If you were an artist, how would you represent the worst of the human condition? How about rabid hyenas emerging from the swollen, bandaged head of a faceless man? That’s how artist and University of Oregon student Bryan Schuldt imagined it with his piece “Head Fuller,” on display at the UO’s Mills International Center. “Hyenas seemed to be the perfect animal to show disgust, fear, restlessness, anger and just a lot of ‘bad’ emotions that we have in everyday life, especially in interactions with others,” Schuldt says.
The Mills International Center’s fall exhibition, Cycles, features the work of four students: Bryan Schuldt, Mary Campbell, Alisa Akay and Bryan Putnam. First-time curator Justino Long hand-picked the artists.

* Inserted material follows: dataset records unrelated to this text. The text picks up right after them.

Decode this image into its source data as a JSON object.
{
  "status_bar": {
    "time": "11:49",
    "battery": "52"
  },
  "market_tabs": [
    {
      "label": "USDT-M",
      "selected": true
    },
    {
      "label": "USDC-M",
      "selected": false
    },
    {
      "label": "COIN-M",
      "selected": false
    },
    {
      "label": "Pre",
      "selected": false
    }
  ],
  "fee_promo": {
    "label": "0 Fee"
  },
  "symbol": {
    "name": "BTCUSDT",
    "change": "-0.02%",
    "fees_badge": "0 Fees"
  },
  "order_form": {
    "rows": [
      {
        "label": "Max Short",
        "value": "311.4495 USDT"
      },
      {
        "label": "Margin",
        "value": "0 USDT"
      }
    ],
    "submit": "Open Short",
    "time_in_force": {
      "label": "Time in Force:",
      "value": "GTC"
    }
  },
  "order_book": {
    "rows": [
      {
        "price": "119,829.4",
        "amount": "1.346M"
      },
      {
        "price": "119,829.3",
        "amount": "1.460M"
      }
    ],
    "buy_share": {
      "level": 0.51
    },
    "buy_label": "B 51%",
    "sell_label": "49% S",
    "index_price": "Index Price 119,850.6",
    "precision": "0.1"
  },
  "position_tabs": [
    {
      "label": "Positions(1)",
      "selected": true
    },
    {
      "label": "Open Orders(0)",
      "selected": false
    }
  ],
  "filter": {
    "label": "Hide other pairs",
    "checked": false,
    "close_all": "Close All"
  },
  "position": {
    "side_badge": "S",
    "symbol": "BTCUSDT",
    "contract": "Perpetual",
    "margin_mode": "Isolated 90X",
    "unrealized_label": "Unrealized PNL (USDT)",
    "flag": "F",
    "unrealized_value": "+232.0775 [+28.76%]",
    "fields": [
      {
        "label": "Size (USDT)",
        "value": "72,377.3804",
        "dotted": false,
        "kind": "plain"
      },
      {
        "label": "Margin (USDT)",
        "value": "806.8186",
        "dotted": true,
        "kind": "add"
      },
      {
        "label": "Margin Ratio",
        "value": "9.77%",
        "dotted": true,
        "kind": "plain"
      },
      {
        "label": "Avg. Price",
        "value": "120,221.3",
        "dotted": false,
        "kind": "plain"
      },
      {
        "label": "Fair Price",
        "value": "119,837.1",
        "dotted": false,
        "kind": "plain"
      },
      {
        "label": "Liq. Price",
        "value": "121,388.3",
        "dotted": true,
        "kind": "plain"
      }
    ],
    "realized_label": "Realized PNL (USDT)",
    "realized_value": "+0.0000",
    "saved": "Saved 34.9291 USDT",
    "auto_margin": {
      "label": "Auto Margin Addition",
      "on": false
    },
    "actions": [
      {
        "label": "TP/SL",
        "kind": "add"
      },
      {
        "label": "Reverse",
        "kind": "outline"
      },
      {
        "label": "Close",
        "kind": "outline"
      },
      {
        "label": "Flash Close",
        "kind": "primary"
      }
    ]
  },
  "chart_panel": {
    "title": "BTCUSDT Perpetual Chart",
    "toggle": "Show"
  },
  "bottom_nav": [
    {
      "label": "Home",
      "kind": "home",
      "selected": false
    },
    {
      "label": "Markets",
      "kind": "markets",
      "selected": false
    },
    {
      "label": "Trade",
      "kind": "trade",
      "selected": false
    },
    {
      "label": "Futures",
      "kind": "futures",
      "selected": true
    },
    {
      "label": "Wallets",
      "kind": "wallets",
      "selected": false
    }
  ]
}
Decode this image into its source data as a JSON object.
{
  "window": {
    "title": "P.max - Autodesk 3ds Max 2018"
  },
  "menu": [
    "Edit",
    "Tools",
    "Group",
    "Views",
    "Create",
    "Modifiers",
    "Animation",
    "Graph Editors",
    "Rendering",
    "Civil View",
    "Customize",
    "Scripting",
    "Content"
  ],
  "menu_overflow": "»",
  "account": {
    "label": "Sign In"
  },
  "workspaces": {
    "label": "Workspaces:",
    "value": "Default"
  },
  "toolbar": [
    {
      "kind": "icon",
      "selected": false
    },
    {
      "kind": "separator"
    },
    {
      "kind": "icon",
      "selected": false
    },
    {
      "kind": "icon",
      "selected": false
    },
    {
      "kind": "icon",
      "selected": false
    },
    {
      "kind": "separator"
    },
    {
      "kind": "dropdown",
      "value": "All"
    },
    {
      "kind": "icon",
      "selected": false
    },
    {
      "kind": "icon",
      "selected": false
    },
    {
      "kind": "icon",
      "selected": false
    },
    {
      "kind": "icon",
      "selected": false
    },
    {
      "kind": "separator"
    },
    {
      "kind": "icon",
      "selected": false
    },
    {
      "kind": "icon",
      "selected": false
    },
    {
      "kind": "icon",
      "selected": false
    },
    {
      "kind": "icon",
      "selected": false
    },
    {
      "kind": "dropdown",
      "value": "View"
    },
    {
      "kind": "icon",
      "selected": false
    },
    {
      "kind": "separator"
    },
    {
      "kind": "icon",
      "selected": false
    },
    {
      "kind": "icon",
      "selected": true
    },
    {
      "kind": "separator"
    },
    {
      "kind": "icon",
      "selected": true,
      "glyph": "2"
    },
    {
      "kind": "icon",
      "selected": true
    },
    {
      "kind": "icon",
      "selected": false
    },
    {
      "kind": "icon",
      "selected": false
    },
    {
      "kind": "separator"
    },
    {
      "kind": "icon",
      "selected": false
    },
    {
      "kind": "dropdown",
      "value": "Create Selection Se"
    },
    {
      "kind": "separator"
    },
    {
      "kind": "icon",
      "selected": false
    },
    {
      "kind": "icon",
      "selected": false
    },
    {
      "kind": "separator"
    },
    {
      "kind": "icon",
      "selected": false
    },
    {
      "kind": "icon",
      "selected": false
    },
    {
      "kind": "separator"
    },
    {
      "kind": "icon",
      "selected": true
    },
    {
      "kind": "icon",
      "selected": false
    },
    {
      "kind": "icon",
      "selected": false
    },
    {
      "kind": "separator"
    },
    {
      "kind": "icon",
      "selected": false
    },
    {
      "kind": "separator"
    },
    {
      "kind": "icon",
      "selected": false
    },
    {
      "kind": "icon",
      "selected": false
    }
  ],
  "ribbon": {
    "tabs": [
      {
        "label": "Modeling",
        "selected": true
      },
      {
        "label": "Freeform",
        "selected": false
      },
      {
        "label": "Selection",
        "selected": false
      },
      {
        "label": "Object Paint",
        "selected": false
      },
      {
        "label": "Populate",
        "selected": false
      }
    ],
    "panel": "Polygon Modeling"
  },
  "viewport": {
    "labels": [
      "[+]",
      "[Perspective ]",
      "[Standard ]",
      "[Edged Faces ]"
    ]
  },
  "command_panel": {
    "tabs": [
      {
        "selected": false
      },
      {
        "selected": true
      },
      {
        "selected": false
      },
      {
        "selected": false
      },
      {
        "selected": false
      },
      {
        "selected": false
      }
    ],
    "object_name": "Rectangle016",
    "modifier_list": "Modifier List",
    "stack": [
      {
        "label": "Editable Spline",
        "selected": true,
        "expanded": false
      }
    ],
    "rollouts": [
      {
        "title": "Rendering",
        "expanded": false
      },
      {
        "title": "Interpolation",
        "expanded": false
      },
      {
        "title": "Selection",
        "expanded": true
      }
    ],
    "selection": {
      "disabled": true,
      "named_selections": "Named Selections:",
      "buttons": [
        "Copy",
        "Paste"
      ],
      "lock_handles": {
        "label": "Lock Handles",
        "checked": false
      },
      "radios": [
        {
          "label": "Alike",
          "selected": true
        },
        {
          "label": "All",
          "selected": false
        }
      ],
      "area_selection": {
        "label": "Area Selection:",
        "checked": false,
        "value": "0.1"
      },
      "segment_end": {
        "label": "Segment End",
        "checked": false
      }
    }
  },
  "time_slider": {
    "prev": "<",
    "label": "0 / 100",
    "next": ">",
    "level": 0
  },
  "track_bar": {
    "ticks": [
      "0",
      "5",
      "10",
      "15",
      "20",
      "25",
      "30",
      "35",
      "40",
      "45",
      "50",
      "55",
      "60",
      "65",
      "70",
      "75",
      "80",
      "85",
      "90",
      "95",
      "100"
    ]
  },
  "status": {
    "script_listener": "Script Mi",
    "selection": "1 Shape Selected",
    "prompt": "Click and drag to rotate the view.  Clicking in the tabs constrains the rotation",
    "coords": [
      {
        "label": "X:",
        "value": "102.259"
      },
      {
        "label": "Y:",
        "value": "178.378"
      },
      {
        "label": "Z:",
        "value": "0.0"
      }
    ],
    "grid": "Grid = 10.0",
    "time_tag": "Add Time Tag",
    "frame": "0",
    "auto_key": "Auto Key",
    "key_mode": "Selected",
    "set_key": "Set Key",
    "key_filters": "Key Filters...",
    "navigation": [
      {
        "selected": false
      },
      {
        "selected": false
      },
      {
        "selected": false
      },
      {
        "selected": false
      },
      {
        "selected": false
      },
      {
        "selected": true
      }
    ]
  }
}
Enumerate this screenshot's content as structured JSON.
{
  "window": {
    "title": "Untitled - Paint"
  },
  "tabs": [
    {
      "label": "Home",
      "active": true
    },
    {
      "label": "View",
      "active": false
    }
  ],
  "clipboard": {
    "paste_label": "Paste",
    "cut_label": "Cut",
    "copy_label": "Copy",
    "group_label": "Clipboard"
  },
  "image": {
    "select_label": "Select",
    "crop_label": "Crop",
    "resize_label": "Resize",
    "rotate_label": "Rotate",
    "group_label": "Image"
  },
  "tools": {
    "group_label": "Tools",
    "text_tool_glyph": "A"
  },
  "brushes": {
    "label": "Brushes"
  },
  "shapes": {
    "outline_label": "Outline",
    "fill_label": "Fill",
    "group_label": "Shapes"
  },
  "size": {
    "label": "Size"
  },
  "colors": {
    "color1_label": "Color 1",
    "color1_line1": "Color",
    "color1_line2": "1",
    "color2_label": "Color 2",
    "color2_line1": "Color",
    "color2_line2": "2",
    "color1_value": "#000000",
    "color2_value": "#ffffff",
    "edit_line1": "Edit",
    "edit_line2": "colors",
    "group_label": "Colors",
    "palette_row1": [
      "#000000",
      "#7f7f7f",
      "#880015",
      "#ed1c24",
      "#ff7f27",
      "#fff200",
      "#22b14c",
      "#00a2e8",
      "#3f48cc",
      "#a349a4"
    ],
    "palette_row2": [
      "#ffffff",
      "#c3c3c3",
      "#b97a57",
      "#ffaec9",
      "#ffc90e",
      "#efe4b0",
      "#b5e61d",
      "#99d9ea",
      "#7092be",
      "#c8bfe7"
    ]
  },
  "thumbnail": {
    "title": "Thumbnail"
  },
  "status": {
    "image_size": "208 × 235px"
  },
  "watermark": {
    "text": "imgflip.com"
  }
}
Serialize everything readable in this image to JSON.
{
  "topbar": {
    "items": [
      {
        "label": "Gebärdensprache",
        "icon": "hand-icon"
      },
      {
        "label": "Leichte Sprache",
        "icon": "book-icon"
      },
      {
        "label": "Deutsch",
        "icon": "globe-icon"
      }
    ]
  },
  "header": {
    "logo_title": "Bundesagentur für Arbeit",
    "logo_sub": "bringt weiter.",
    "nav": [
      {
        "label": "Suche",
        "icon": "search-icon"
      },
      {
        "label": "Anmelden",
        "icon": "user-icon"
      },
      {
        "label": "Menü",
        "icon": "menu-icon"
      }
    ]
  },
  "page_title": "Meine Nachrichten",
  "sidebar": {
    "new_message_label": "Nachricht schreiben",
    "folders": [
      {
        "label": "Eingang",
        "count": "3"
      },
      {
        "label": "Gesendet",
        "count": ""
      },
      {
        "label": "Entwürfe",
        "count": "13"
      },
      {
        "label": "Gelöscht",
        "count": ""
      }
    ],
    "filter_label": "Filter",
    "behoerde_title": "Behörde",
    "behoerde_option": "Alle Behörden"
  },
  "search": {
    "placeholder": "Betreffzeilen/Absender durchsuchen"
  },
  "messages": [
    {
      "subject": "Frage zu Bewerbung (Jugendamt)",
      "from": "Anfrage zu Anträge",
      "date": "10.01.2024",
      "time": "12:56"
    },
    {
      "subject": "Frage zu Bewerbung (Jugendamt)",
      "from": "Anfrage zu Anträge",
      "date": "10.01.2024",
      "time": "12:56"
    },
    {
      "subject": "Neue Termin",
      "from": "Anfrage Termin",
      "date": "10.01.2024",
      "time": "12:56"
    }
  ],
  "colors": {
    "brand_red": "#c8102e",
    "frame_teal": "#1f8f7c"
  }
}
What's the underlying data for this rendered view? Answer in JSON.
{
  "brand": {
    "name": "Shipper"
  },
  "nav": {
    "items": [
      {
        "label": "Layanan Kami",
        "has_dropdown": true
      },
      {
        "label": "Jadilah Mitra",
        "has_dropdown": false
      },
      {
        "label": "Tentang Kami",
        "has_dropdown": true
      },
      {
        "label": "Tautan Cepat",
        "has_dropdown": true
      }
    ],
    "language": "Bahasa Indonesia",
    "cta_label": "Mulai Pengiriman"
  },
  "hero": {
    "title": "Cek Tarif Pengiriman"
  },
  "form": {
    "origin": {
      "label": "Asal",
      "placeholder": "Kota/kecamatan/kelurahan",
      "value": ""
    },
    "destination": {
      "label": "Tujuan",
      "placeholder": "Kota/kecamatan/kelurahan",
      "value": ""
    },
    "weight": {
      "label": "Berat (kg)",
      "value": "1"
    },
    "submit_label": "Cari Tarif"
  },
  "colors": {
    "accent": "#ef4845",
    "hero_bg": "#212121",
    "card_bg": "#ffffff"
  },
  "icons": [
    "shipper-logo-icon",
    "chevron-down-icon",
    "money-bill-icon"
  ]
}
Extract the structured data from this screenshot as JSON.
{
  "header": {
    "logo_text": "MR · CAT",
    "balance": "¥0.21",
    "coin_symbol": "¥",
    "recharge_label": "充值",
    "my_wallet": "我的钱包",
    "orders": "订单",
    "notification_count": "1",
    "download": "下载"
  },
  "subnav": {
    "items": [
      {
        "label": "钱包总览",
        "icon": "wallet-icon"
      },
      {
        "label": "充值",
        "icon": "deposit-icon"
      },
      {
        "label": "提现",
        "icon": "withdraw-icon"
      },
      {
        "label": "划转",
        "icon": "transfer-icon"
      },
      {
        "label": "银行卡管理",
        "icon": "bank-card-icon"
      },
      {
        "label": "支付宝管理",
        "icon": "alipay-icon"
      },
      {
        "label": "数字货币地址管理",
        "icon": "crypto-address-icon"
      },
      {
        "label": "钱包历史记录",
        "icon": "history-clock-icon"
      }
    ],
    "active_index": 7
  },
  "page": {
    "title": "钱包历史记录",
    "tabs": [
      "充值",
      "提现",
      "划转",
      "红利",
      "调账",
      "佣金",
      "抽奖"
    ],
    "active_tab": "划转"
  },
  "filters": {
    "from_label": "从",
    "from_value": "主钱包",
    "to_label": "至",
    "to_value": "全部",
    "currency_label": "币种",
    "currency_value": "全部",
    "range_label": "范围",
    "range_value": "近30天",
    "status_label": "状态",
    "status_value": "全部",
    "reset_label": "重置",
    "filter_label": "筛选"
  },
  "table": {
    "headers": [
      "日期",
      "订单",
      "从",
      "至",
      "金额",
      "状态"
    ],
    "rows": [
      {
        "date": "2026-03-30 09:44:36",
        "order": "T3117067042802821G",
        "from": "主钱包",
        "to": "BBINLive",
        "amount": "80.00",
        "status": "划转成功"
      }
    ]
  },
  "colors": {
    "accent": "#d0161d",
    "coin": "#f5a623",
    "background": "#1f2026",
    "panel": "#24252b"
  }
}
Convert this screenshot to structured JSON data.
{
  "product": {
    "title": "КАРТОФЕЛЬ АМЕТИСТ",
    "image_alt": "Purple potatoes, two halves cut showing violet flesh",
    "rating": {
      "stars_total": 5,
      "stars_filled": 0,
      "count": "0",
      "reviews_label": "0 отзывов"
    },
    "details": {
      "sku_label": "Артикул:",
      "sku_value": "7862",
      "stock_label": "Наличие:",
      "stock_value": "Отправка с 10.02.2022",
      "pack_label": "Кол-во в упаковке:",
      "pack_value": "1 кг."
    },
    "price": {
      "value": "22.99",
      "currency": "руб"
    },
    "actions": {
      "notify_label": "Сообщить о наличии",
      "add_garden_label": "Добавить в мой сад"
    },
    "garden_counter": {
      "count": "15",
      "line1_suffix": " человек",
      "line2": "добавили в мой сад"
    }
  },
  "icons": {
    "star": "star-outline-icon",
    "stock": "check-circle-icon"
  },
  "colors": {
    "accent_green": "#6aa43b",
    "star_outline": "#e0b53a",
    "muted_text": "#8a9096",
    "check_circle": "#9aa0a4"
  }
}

The Mills International Center, in the Erb Memorial Union, is where many UO students go to study, catch up with friends or catnap on the saffron couches. More than that, this is a place for students to ease the transition from summer to fall, whether they come from Cambodia or Cottage Grove. For Long, the challenge with Cycles was to integrate the art with the space. “This room is not the typical white box of the gallery,” he says. “My intention was to create some sort of connection between the work and the space, instead of just having the work here for decorative purposes.”
In Cycles, the motif of reinvigorating sequence is the common thread. Long selected artists who examine familiar styles and compositions, yet find ways to arrive in foreign territories. Schuldt’s “Rorshach Study,” for example, is a new perspective on the psychological inkblot test. Putnam takes a look at the symbolic and narrative properties of tattoo in his “Sightings” series. Campbell places living room furniture in a fresh setting, and Akay’s fall foliage takes on a metaphysical bent.
Putnam skillfully engages the contemporary artistic and cultural landscape through visual storytelling. In “Sightings,” he invites us to interpret a strange, life-altering incident in the lives of a small fishing crew. See for yourself what this means, and while you’re at it, make sure to check out his fantastic fish and “ESAV Studies” etchings.
Schuldt is another standout. In Schuldt’s “Have Heart,” two wraithlike figures with dotted halos part fabric to reveal a blue heart. His sculptural screen-print collage, “In the Quiet Absence of God,” invites the viewer to decode the black and white scenes and their relation to each other. Horses graze, figures blur in ghostly symmetry and bridges against stark landscapes carve into the white sky.
Akay and Campbell use a color palette of pinks and reds to different effect. Campbell uses specific moments in her life as fodder for her work. She begins with the memory as a concrete reference point, and then dips “into a more unconscious world of color and experimentation with mark making.” A Portland-born painter, Akay cites local artists Adam Grosowksy and Ron Graff as pivotal instructors. Akay renders her paintings with visible brush strokes, dynamic textures and vibrant, saturated colors.
Cycles runs through Dec. 3 at Mills International Center, University of Oregon; free. The exhibit is part of the Lane Arts Council’s ArtWalk.